Philippines needs to spend more – Fitch
In a research note titled “New lockdowns may further erode the Philippines’ rating buffers,” Fitch said it is becoming more difficult for the national government to curtail spending as COVID-19 cases continue to soar.
AFP
Philippines needs to spend more – Fitch
Lawrence Agcaoili (The Philippine Star) - August 12, 2020 - 12:00am

MANILA, Philippines — The Philippines needs to spend more to soften the blow of the COVID-19 pandemic as the health crisis drags on, stalling economic recovery, according to Fitch Ratings.

In a research note titled “New lockdowns may further erode the Philippines’ rating buffers,” Fitch said it is becoming more difficult for the national government to curtail spending as COVID-19 cases continue to soar.

“The government’s record of macroeconomic management lends credibility to the projections, but curtailing pandemic-related spending may be difficult if the economy continues to contract and fails to recover as fast as the authorities expect. If the recovery stalls, there may be pressure for even more fiscal stimulus,” Fitch said.

The Philippine economy   contracted by nine percent in the first semester after shrinking by a record 16.5 percent in the second quarter due  to the pandemic.

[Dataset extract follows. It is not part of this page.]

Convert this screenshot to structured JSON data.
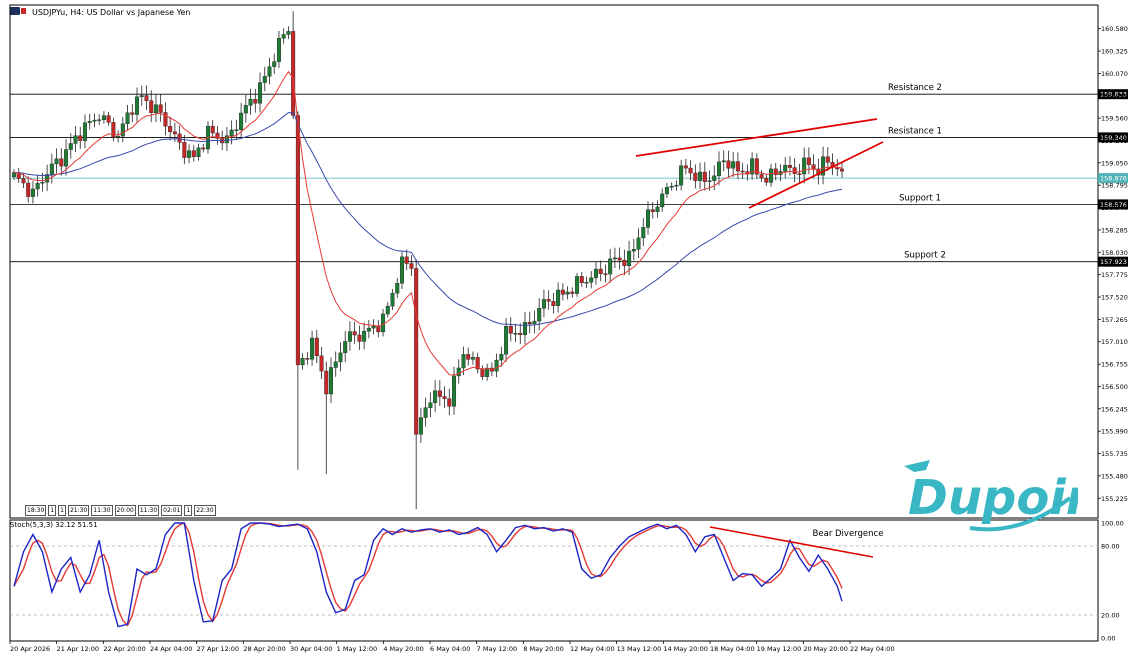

“We will continue to assess the authorities’ ability to adhere to the fiscal consolidation plans in their medium-term framework. Our baseline assumption that public debt will remain below the peer median level remains subject to risks, particularly those associated with the pandemic,” Fitch said.

The debt watcher said it would assess the extent to which the crisis may affect the Philippines’ strong medium-term growth potential which has supported the country’s rating.

“Our forecast that the Philippine economy will contract by four percent in 2020 now appears optimistic and is likely to be revised down,” it said.

According to Fitch, the continued spread of COVID-19 has necessitated renewed lockdown measures in and around Metro Manila, further depressing economic growth by much more than anticipated.

“However, despite a weakening in the country’s public finances amid the pandemic shock, some fiscal headroom remains at the current rating level owing to its low public-debt position going into the crisis,” Fitch said

The Development Budget Coordination Committee (DBCC) is looking at a wider budget deficit of P1.81 trillion or 9.6 percent of GDP this year from P660.2 billion or 3.4 percent of GDP last year.

Government disbursements are expected to grow by 14.2 percent to P4.33 trillion this year from P3.79 trillion last year, while revenues may plunge by 19.7 percent to P2.52 trillion from P3.14 trillion.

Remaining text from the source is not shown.